On the third day of 12th Indian Film Festival Bhubaneswar (IFFB) at Guru Kelu Charan Mohapatra Odissi Research Centre, Wednesday Kamal KM, a leading name of Malayalam films said that there is a need to organise more film festivals in India as they encourage the budding filmmakers to work on themes that strongly relate to rural life. He further said that this is the way he and his contemporaries used to learn the craft, by watching movies together and engaging in long discussions on the theme, subject matter, plot and such things. “Film festivals are platforms where we get to discover contemporary cinema,” the filmmaker added.

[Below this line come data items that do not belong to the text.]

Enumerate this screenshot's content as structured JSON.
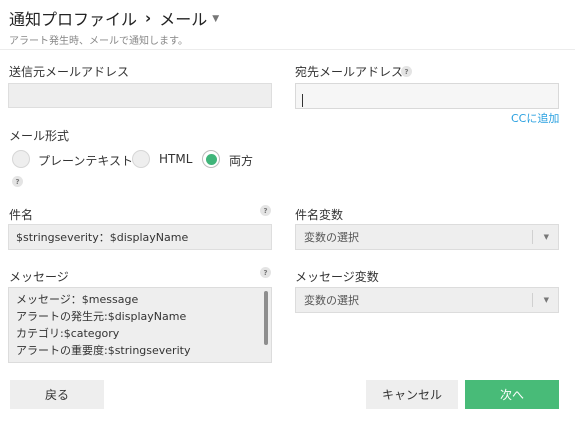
{
  "header": {
    "title": "通知プロファイル",
    "separator": "›",
    "subtitle_page": "メール",
    "caret": "▼",
    "description": "アラート発生時、メールで通知します。"
  },
  "form": {
    "from_label": "送信元メールアドレス",
    "from_value": "",
    "to_label": "宛先メールアドレス",
    "to_value": "",
    "cc_link": "CCに追加",
    "format_label": "メール形式",
    "format_options": [
      {
        "label": "プレーンテキスト",
        "selected": false
      },
      {
        "label": "HTML",
        "selected": false
      },
      {
        "label": "両方",
        "selected": true
      }
    ],
    "subject_label": "件名",
    "subject_value": "$stringseverity：$displayName",
    "subject_var_label": "件名変数",
    "subject_var_select": "変数の選択",
    "message_label": "メッセージ",
    "message_lines": [
      "メッセージ：$message",
      "アラートの発生元:$displayName",
      "カテゴリ:$category",
      "アラートの重要度:$stringseverity"
    ],
    "message_var_label": "メッセージ変数",
    "message_var_select": "変数の選択",
    "help_glyph": "?"
  },
  "footer": {
    "back": "戻る",
    "cancel": "キャンセル",
    "next": "次へ"
  },
  "colors": {
    "accent_green": "#48bb78",
    "link_blue": "#29a0e0",
    "field_bg": "#eeeeee"
  }
}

On the third day of the festival, Kamal’s highly acclaimed film Pada, a socio-political thriller based on a true incident that occurred in 1996 when the then Palakkad collector was held hostage was screened on the occasion.
Three more movies Apur Sansar (Satyajit Ray), Be Ches Ne Veth (I am not the river Jhelum), the only Kashmiri language movie of the festival directed by Prabhas Chandra and Abhinandan Banerjee’s Bangla movie Manikbabur Megh (The Cloud and the Man) were also exhibited on day 3.
Be Ches Ne Veth explores the suffocation and trauma experienced by its protagonist Afeefa, a Kashmiri woman, in her life while Manikbabur Megh tells the tale of a recently-bereaved middle-aged man and his accidental, complex yet meaningful relationship with a cloud.